Towering achievement - Millenium Tower in London

Architectural Review, The, Oct, 1996 by Catherine Slessor

Plans have been unveiled for Europe's highest building in the City of London. At a height of 385 m (1265ft), the Millennium Tower would dwarf both Canary Wharf (at a mere 244 m/ 800ft currently the highest building in Britain), and the new Commerzbank in Frankfurt (currently the highest building in Europe at 300 m/ 948 ft). From this it could be construed that the rivalry between London and Frankfurt to become the financial hub of Europe has been reduced to `mine is bigger than yours', yet both the Millennium Tower and the Commerzbank share the same architect, Foster & Partners.

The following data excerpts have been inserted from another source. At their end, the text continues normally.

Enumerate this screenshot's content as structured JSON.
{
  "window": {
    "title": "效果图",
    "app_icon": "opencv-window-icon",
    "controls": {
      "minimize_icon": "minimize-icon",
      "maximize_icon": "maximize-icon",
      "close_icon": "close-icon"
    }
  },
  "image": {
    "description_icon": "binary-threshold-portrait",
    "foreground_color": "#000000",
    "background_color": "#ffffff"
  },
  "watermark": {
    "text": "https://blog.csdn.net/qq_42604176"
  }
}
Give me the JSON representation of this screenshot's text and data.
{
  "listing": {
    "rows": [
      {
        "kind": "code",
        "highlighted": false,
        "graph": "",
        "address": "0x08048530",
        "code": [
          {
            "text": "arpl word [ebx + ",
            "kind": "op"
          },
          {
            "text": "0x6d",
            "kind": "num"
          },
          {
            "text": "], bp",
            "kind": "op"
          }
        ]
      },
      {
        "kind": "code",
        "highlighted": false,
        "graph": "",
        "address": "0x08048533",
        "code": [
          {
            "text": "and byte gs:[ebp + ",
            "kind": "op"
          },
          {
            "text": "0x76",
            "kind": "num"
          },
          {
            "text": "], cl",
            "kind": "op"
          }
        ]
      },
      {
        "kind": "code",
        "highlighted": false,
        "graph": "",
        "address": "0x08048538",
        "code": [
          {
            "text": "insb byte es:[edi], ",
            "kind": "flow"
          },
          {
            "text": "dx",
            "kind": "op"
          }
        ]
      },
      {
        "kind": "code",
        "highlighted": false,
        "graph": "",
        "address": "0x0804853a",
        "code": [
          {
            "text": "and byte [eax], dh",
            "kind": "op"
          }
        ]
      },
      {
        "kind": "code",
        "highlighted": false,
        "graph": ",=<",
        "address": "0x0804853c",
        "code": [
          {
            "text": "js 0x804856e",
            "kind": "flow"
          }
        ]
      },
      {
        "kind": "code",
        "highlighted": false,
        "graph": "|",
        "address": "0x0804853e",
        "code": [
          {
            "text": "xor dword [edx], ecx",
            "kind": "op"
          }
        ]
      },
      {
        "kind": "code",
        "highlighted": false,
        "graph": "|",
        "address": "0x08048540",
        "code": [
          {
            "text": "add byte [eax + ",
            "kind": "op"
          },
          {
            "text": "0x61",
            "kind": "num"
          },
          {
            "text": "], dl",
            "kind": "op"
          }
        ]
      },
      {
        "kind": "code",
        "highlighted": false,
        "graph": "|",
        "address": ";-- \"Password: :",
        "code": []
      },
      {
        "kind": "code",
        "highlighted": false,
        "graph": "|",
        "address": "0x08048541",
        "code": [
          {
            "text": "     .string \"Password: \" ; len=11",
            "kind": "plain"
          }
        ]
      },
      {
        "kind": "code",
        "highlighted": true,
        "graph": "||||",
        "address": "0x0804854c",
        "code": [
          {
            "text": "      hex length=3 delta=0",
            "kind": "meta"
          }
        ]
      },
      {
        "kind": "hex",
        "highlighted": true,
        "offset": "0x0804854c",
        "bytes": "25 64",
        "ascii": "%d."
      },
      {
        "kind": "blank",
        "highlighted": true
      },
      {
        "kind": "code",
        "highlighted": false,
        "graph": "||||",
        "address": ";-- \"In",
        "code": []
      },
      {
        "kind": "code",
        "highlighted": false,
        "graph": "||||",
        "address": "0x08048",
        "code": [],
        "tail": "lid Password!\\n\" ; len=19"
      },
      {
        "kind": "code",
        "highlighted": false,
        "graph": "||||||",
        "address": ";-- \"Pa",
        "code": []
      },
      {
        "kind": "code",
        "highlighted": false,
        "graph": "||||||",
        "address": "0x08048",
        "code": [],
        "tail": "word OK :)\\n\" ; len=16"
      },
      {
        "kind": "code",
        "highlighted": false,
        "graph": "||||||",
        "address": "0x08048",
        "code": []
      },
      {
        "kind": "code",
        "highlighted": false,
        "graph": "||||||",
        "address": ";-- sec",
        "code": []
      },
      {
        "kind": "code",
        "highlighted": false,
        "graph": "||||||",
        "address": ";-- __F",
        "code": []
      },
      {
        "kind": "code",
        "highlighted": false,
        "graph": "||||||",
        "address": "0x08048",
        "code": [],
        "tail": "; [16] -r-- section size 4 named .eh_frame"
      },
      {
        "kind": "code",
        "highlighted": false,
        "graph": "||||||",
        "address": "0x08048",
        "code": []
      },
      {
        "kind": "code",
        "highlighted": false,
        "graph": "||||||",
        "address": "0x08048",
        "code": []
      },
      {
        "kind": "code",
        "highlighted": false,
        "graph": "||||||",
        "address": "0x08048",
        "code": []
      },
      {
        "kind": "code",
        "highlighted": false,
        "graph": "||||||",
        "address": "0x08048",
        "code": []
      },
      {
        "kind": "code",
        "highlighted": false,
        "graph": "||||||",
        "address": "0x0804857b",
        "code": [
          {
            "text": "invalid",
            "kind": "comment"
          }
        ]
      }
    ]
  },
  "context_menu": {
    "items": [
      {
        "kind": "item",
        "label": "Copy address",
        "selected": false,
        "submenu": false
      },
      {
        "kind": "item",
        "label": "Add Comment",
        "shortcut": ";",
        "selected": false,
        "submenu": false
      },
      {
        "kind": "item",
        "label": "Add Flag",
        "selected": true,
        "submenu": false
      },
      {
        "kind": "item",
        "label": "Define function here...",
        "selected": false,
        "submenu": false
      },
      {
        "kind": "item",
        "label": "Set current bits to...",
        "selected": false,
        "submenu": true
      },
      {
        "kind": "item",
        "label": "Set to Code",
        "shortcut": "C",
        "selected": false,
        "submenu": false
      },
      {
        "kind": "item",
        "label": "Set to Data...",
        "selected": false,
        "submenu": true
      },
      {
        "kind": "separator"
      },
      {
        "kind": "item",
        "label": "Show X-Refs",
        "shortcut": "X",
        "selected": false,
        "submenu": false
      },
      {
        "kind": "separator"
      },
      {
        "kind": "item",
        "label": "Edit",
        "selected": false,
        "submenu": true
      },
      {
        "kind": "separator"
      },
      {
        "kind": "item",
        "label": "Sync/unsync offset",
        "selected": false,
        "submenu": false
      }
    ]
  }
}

Foster's proposed 92-storey Millennium Tower would occupy the site of the Baltic Exchange, which was badly damaged by a terrorist bomb in 1992. The site is notably free from the constraints which normally limit the scale of development in the City of London. It is not in a conservation area, lies outside the strategic view corridors of St Paul's Cathedral and there are no underground railway tunnels below to restrict foundation depths.

With a mixture of office space, dealing floors, flats, shops, restaurants and gardens, the building is envisaged as a vast, throbbing, self-sufficient city in the sky. A public gallery located at precisely 1000ft will provide stunning views of London and beyond. Foster's sinuous free-form plan is a riposte to the more usual orthogonality of skyscraper towers; Cesar Pelli's Canary Wharf, for example, is a singularly lumpen extrusion from a basic square plan. The curved elevations have a refinement and transparency and the bifurcated, tail fin top (memorably described in the British press as a pair of `erotic gherkins') is a spirited response to the problem of how to round off such a dominating structure. (At least Foster has had the sense to steer clear of Philip Johnson Chippendale.) The assiduous asymmetry of the form means that no view of the tower will be the same.

Although it is debateable whether London really needs the 1.5 million sq ft of office space the tower will provide, or, indeed, a piece of architecture more suited to the soar-away scale of Kuala Lumpur or Hong Kong, it might just work. Londoners are still attached to their terraces and suburban villages, but exclusive high-rise apartments in places such as the Barbican and Chelsea Harbour are immensely popular and even the monumental Canary Wharf has become an accepted part of the skyline. On the cusp of the City, Millennium Tower has location, location, and location in its favour, and, housing a living and working population of around 8000, could become the London's first millennial vertical village.